Begin at the beginning. Where were you born and how old are you?"
"I was eleven last March," said Anne, resigning herself to bald facts
with a little sigh. "And I was born in Bolingbroke, Nova Scotia.
My father's name was Walter Shirley, and he was a teacher in the
Bolingbroke High School. My mother's name was Bertha Shirley. Aren't
Walter and Bertha lovely names? I'm so glad my parents had nice names.

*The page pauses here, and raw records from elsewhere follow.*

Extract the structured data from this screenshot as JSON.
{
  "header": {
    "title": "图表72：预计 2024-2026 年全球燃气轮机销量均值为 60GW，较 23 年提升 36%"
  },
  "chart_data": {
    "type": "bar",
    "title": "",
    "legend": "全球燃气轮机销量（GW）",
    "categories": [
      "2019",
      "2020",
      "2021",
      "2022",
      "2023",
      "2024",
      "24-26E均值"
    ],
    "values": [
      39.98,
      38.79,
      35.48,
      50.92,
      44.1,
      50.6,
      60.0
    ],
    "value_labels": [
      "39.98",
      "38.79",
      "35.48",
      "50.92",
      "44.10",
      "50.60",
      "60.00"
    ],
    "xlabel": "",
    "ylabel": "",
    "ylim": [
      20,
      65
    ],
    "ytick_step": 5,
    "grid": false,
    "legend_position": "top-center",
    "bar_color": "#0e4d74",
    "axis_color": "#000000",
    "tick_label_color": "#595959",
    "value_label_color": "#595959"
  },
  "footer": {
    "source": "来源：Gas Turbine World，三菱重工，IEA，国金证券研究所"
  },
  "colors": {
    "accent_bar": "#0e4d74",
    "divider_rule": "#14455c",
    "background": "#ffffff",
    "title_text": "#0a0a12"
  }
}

It would be a real disgrace to have a father named--well, say Jedediah,
wouldn't it?"
"I guess it doesn't matter what a person's name is as long as he behaves
himself," said Marilla, feeling herself called upon to inculcate a good
and useful moral.
"Well, I don't know." Anne looked thoughtful. "I read in a book once
that a rose by any other name would smell as sweet, but I've never been
able to believe it. I don't believe a rose WOULD be as nice if it was
called a thistle or a skunk cabbage. I suppose my father could have been
a good man even if he had been called Jedediah; but I'm sure it would
have been a cross. Well, my mother was a teacher in the High school,
too, but when she married father she gave up teaching, of course. A
husband was enough responsibility. Mrs. Thomas said that they were
a pair of babies and as poor as church mice. They went to live in a
weeny-teeny little yellow house in Bolingbroke. I've never seen that
house, but I've imagined it thousands of times. I think it must have
had honeysuckle over the parlor window and lilacs in the front yard and
lilies of the valley just inside the gate. Yes, and muslin curtains in
all the windows. Muslin curtains give a house such an air. I was born
in that house. Mrs. Thomas said I was the homeliest baby she ever saw, I
was so scrawny and tiny and nothing but eyes, but that mother thought I
was perfectly beautiful. I should think a mother would be a better judge
than a poor woman who came in to scrub, wouldn't you?